As I strive to teach my children kindness and compassion to animals, I also seek to live a lifestyle that aligns with those ideals from the food we eat to the products we use and the entertainment we enjoy.
The Food of the Future
Lastly, the Baha’i Writings explain that the food of the future will be plants.
When mankind is more fully developed, the eating of meat will gradually cease.– Abdul-Baha, The Promulgation of Universal Peace, page 171
The time will come when meat will no longer be eaten. Medical science is only in its infancy, yet it has shown that our natural diet is that which grows out of the ground. The people will gradually develop up to the condition of this natural food.– Abdul-Baha, Lights of Guidance, page 296
Could it be that we are reaching that “time” discussed by Abdul-Baha over 100 years ago? Medical science is beginning to understand the correlation between meat and dairy and chronic diseases. We are facing a climate emergency. The United Nations Intergovernmental Panel on Climate Change cautions that eating animals is a factor in the climate crisis and encourages a transition to eating more of a plant-based diet.
I recognize that access to fresh fruit, vegetables, legumes and grains can be limited in certain parts of the world or for certain impoverished communities. However, for most people, a plant-based diet is accessible. Plant-based alternatives such as tofu, tempeh, and plant-based milks are becoming more widely available.
Food is also political, and we need more effort by country leaders and governments to make plant-based foods more accessible and affordable; rather than using tax dollars to subsidize the meat and dairy industries.

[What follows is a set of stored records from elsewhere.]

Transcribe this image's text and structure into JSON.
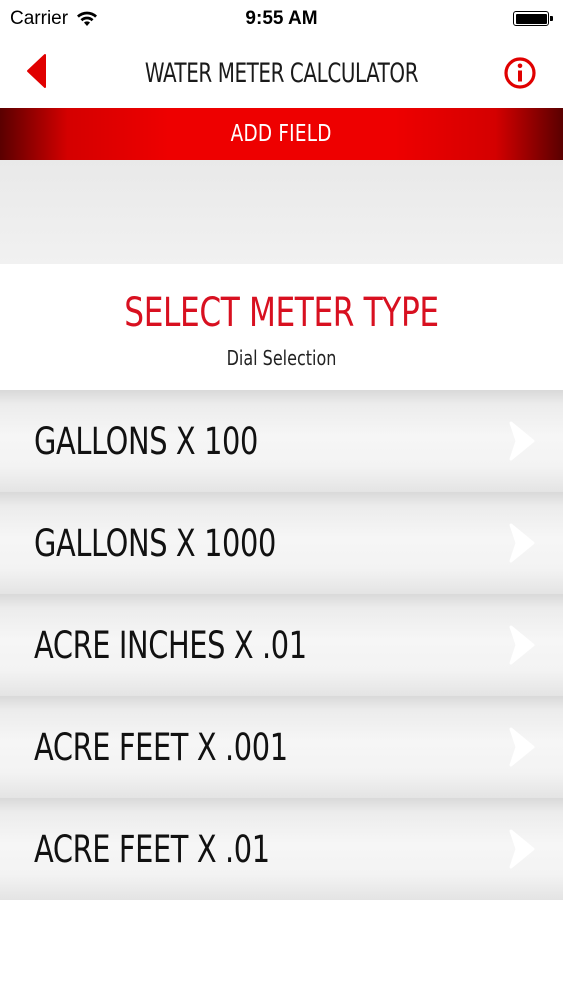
{
  "status_bar": {
    "carrier": "Carrier",
    "time": "9:55 AM",
    "battery_level": 1.0
  },
  "nav": {
    "title": "WATER METER CALCULATOR",
    "back_icon": "chevron-left-icon",
    "info_icon": "info-circle-icon"
  },
  "add_field": {
    "label": "ADD FIELD"
  },
  "header": {
    "title": "SELECT METER TYPE",
    "subtitle": "Dial Selection"
  },
  "meter_types": [
    {
      "label": "GALLONS X 100"
    },
    {
      "label": "GALLONS X 1000"
    },
    {
      "label": "ACRE INCHES X .01"
    },
    {
      "label": "ACRE FEET X .001"
    },
    {
      "label": "ACRE FEET X .01"
    }
  ],
  "colors": {
    "accent_red": "#e00000",
    "title_red": "#d81020",
    "chevron": "#ffffff"
  }
}
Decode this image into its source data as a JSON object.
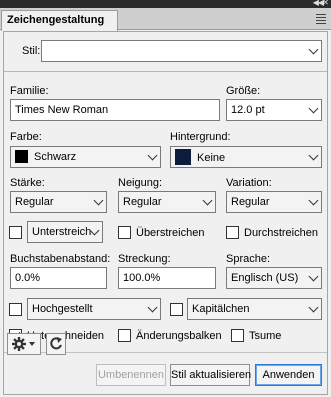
{
  "panel": {
    "tab_title": "Zeichengestaltung"
  },
  "stil": {
    "label": "Stil:",
    "value": ""
  },
  "familie": {
    "label": "Familie:",
    "value": "Times New Roman"
  },
  "groesse": {
    "label": "Größe:",
    "value": "12.0 pt"
  },
  "farbe": {
    "label": "Farbe:",
    "value": "Schwarz",
    "swatch": "#000000"
  },
  "hintergrund": {
    "label": "Hintergrund:",
    "value": "Keine",
    "swatch": "#0c1c3a"
  },
  "staerke": {
    "label": "Stärke:",
    "value": "Regular"
  },
  "neigung": {
    "label": "Neigung:",
    "value": "Regular"
  },
  "variation": {
    "label": "Variation:",
    "value": "Regular"
  },
  "unterstreichen": {
    "value": "Unterstreich",
    "checked": false
  },
  "ueberstreichen": {
    "label": "Überstreichen",
    "checked": false
  },
  "durchstreichen": {
    "label": "Durchstreichen",
    "checked": false
  },
  "buchstabenabstand": {
    "label": "Buchstabenabstand:",
    "value": "0.0%"
  },
  "streckung": {
    "label": "Streckung:",
    "value": "100.0%"
  },
  "sprache": {
    "label": "Sprache:",
    "value": "Englisch (US)"
  },
  "hochgestellt": {
    "value": "Hochgestellt",
    "checked": false
  },
  "kapitaelchen": {
    "value": "Kapitälchen",
    "checked": false
  },
  "unterschneiden": {
    "label": "Unterschneiden",
    "checked": true
  },
  "aenderungsbalken": {
    "label": "Änderungsbalken",
    "checked": false
  },
  "tsume": {
    "label": "Tsume",
    "checked": false
  },
  "buttons": {
    "umbenennen": "Umbenennen",
    "stil_aktualisieren": "Stil aktualisieren",
    "anwenden": "Anwenden"
  },
  "icons": {
    "gear": "gear-icon",
    "refresh": "refresh-icon",
    "collapse": "double-chevron-icon",
    "close": "close-icon",
    "panel_menu": "menu-icon"
  }
}
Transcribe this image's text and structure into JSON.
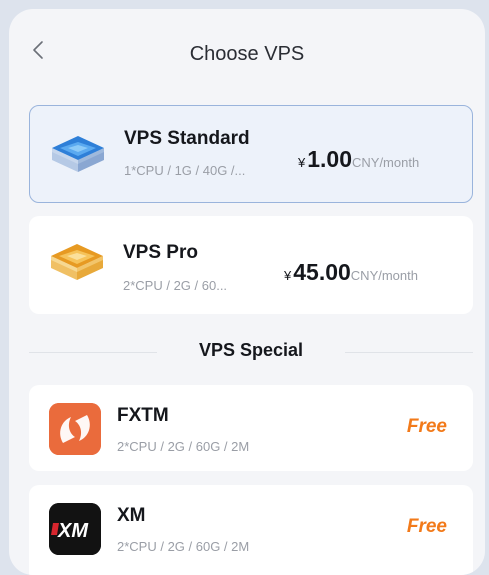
{
  "header": {
    "title": "Choose VPS"
  },
  "plans": [
    {
      "name": "VPS Standard",
      "spec": "1*CPU / 1G / 40G /...",
      "currency": "¥",
      "price": "1.00",
      "unit": "CNY/month",
      "selected": true,
      "icon": "server-blue-icon"
    },
    {
      "name": "VPS Pro",
      "spec": "2*CPU / 2G / 60...",
      "currency": "¥",
      "price": "45.00",
      "unit": "CNY/month",
      "selected": false,
      "icon": "server-gold-icon"
    }
  ],
  "special": {
    "heading": "VPS Special",
    "items": [
      {
        "name": "FXTM",
        "spec": "2*CPU / 2G / 60G / 2M",
        "price_label": "Free",
        "icon": "fxtm-logo"
      },
      {
        "name": "XM",
        "spec": "2*CPU / 2G / 60G / 2M",
        "price_label": "Free",
        "icon": "xm-logo"
      }
    ]
  },
  "colors": {
    "accent_orange": "#f27a1a",
    "selected_border": "#9ab4dc",
    "selected_bg": "#edf2fa"
  }
}
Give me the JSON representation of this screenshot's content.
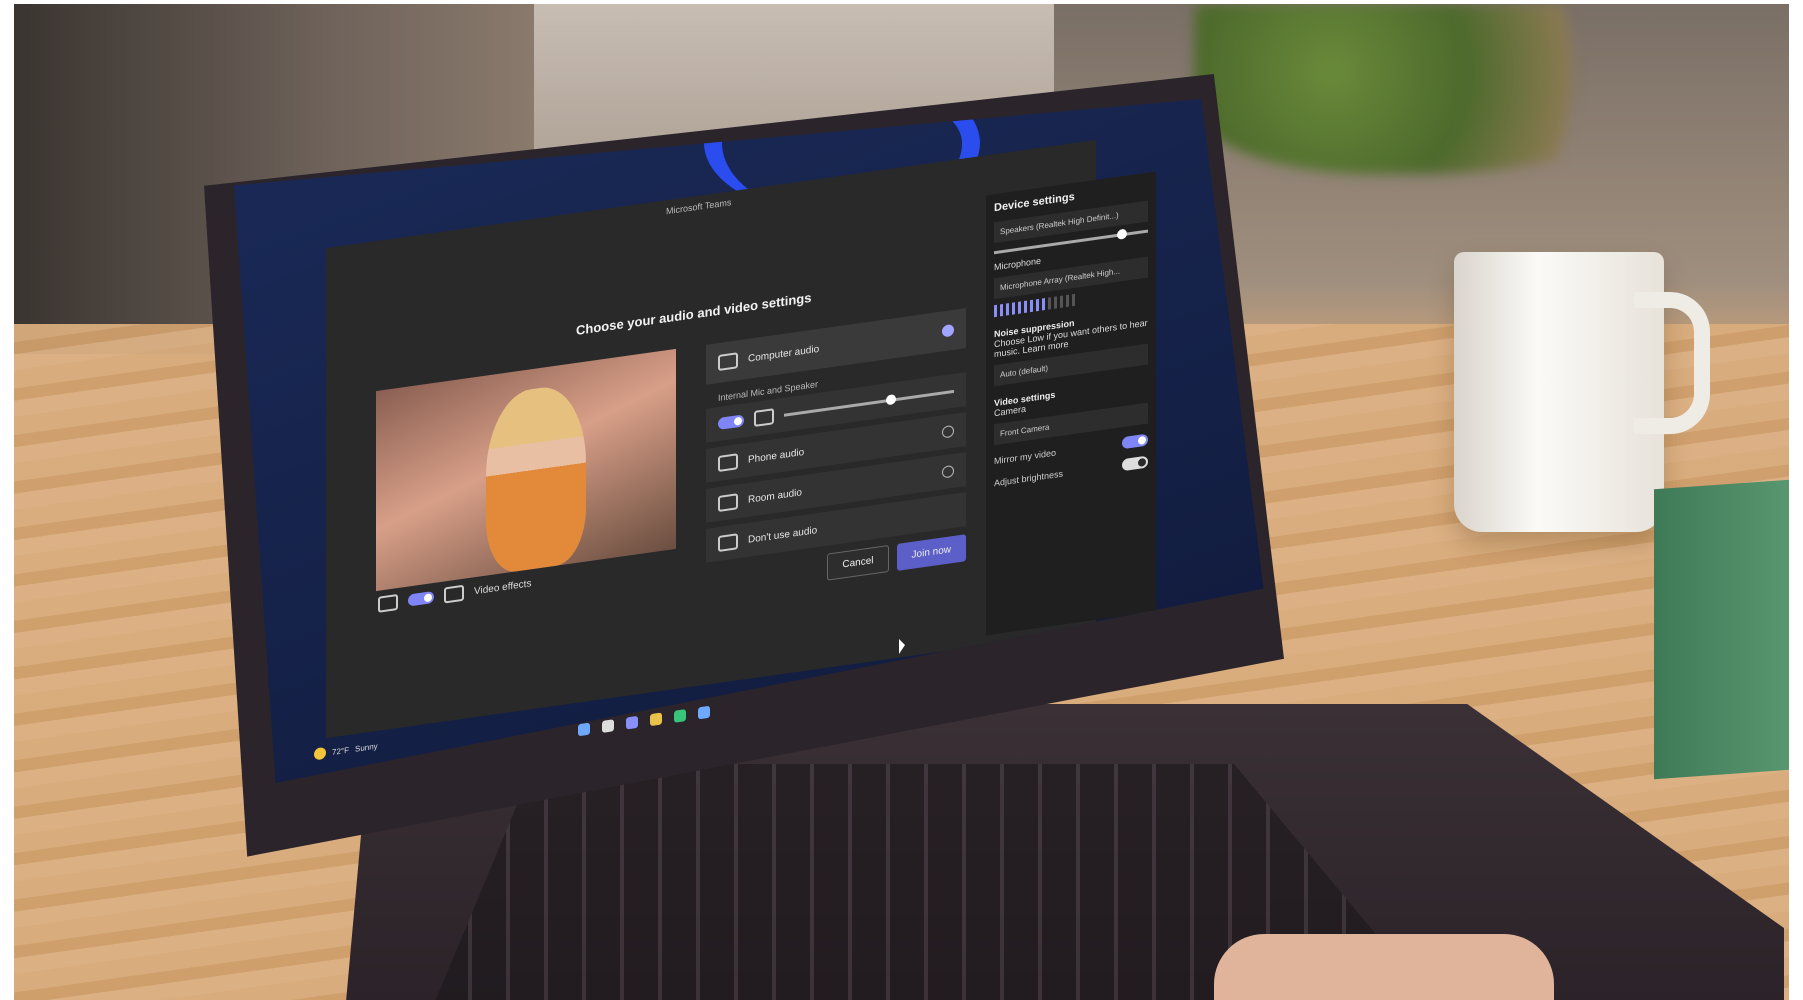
{
  "window": {
    "title": "Microsoft Teams"
  },
  "prejoin": {
    "heading": "Choose your audio and video settings",
    "video_effects_label": "Video effects",
    "audio_options": [
      {
        "label": "Computer audio",
        "selected": true
      },
      {
        "label": "Phone audio",
        "selected": false
      },
      {
        "label": "Room audio",
        "selected": false
      },
      {
        "label": "Don't use audio",
        "selected": false
      }
    ],
    "computer_audio_sub": "Internal Mic and Speaker",
    "speaker_volume_pct": 60,
    "cancel_label": "Cancel",
    "join_label": "Join now"
  },
  "device_settings": {
    "title": "Device settings",
    "speakers_value": "Speakers (Realtek High Definit...)",
    "speaker_volume_pct": 80,
    "microphone_label": "Microphone",
    "microphone_value": "Microphone Array (Realtek High...",
    "mic_level_active_bars": 9,
    "mic_level_total_bars": 14,
    "noise_suppression_label": "Noise suppression",
    "noise_suppression_help": "Choose Low if you want others to hear music. Learn more",
    "noise_suppression_value": "Auto (default)",
    "video_settings_label": "Video settings",
    "camera_label": "Camera",
    "camera_value": "Front Camera",
    "mirror_label": "Mirror my video",
    "mirror_on": true,
    "brightness_label": "Adjust brightness",
    "brightness_on": false
  },
  "taskbar": {
    "weather_temp": "72°F",
    "weather_desc": "Sunny"
  },
  "colors": {
    "accent": "#5b5fc7",
    "panel": "#292929",
    "wallpaper_swirl": "#2e52ff"
  }
}
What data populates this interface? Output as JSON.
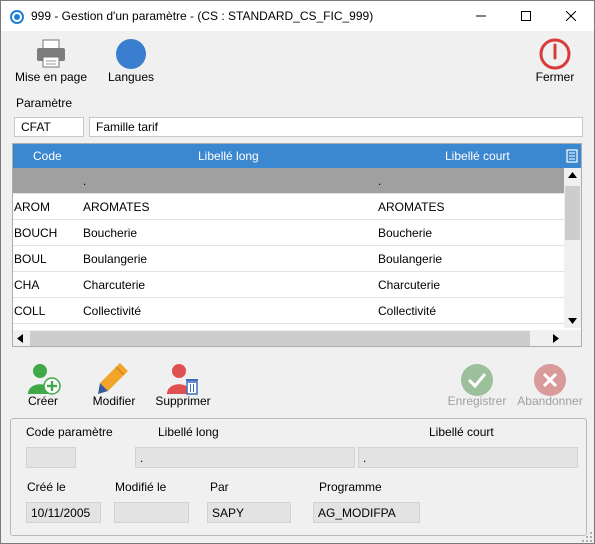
{
  "window": {
    "title": "999 - Gestion d'un paramètre - (CS : STANDARD_CS_FIC_999)"
  },
  "toolbar": {
    "print_label": "Mise en page",
    "languages_label": "Langues",
    "close_label": "Fermer"
  },
  "parametre": {
    "section_label": "Paramètre",
    "code": "CFAT",
    "name": "Famille tarif"
  },
  "grid": {
    "columns": [
      "Code",
      "Libellé long",
      "Libellé court"
    ],
    "selected_row": {
      "code": "",
      "long": ".",
      "short": "."
    },
    "rows": [
      {
        "code": "AROM",
        "long": "AROMATES",
        "short": "AROMATES"
      },
      {
        "code": "BOUCH",
        "long": "Boucherie",
        "short": "Boucherie"
      },
      {
        "code": "BOUL",
        "long": "Boulangerie",
        "short": "Boulangerie"
      },
      {
        "code": "CHA",
        "long": "Charcuterie",
        "short": "Charcuterie"
      },
      {
        "code": "COLL",
        "long": "Collectivité",
        "short": "Collectivité"
      }
    ]
  },
  "actions": {
    "create_label": "Créer",
    "modify_label": "Modifier",
    "delete_label": "Supprimer",
    "save_label": "Enregistrer",
    "cancel_label": "Abandonner"
  },
  "detail": {
    "code_label": "Code paramètre",
    "long_label": "Libellé long",
    "short_label": "Libellé court",
    "code_value": "",
    "long_value": ".",
    "short_value": ".",
    "created_label": "Créé le",
    "modified_label": "Modifié le",
    "by_label": "Par",
    "program_label": "Programme",
    "created_value": "10/11/2005",
    "modified_value": "",
    "by_value": "SAPY",
    "program_value": "AG_MODIFPA"
  },
  "colors": {
    "grid_header": "#3b87d0",
    "selected_row": "#a0a0a0",
    "create_green": "#3fa94a",
    "delete_red": "#e05050",
    "close_red": "#d93b3b"
  }
}
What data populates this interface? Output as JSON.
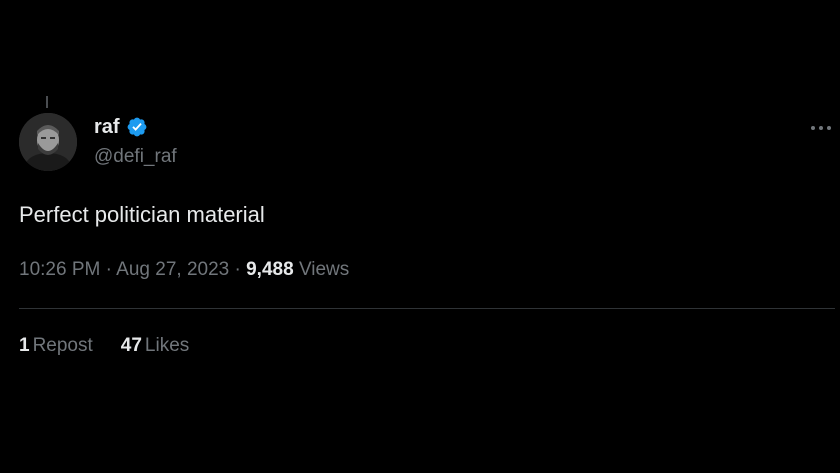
{
  "author": {
    "display_name": "raf",
    "handle": "@defi_raf",
    "verified": true,
    "verified_badge_color": "#1d9bf0"
  },
  "tweet": {
    "text": "Perfect politician material",
    "time": "10:26 PM",
    "separator_1": " · ",
    "date": "Aug 27, 2023",
    "separator_2": " · ",
    "views_count": "9,488",
    "views_label": "Views"
  },
  "stats": {
    "reposts_count": "1",
    "reposts_label": "Repost",
    "likes_count": "47",
    "likes_label": "Likes"
  },
  "icons": {
    "more": "more-horizontal-icon",
    "verified": "verified-badge-icon"
  },
  "colors": {
    "background": "#000000",
    "primary_text": "#e7e9ea",
    "secondary_text": "#71767b",
    "divider": "#2f3336"
  }
}
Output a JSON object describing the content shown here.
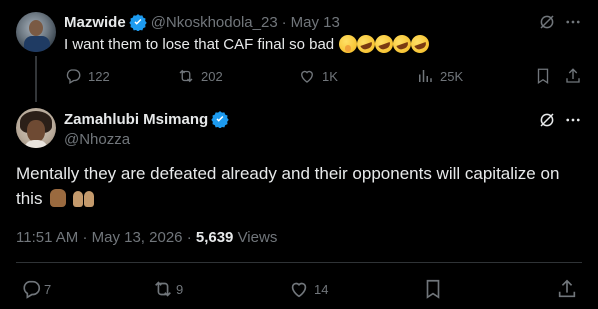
{
  "reply": {
    "name": "Mazwide",
    "handle": "@Nkoskhodola_23",
    "separator": "·",
    "date": "May 13",
    "text": "I want them to lose that CAF final so bad",
    "emojis": [
      "shushing-face",
      "rolling-on-floor-laughing",
      "rolling-on-floor-laughing",
      "rolling-on-floor-laughing",
      "rolling-on-floor-laughing"
    ],
    "stats": {
      "replies": "122",
      "reposts": "202",
      "likes": "1K",
      "views": "25K"
    }
  },
  "main": {
    "name": "Zamahlubi Msimang",
    "handle": "@Nhozza",
    "text": "Mentally they are defeated already and their opponents will capitalize on this",
    "emojis": [
      "hand-with-index-and-middle-fingers-crossed",
      "raising-hands"
    ],
    "time": "11:51 AM",
    "date_sep": "·",
    "date": "May 13, 2026",
    "meta_sep": "·",
    "views_count": "5,639",
    "views_label": "Views",
    "stats": {
      "replies": "7",
      "reposts": "9",
      "likes": "14"
    }
  },
  "colors": {
    "background": "#000000",
    "text": "#e7e9ea",
    "muted": "#71767b",
    "verified": "#1d9bf0",
    "divider": "#2f3336"
  }
}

Ultimately, my decision to be a vegan was a personal decision. Baha’is are not prohibited from consuming animal products. The Baha’i Writings, however, do give me strength and courage in my decision to be vegan.
This blog post is in memory of my sweet dog Kula. She passed away one week ago, just one month before her 10th birthday. She brought so much love and joy to my life. She was my fur baby. She changed my perspective of animals. She inspired my vegan beliefs. Her life changed my life and saved some animal lives. She will always stay in my heart.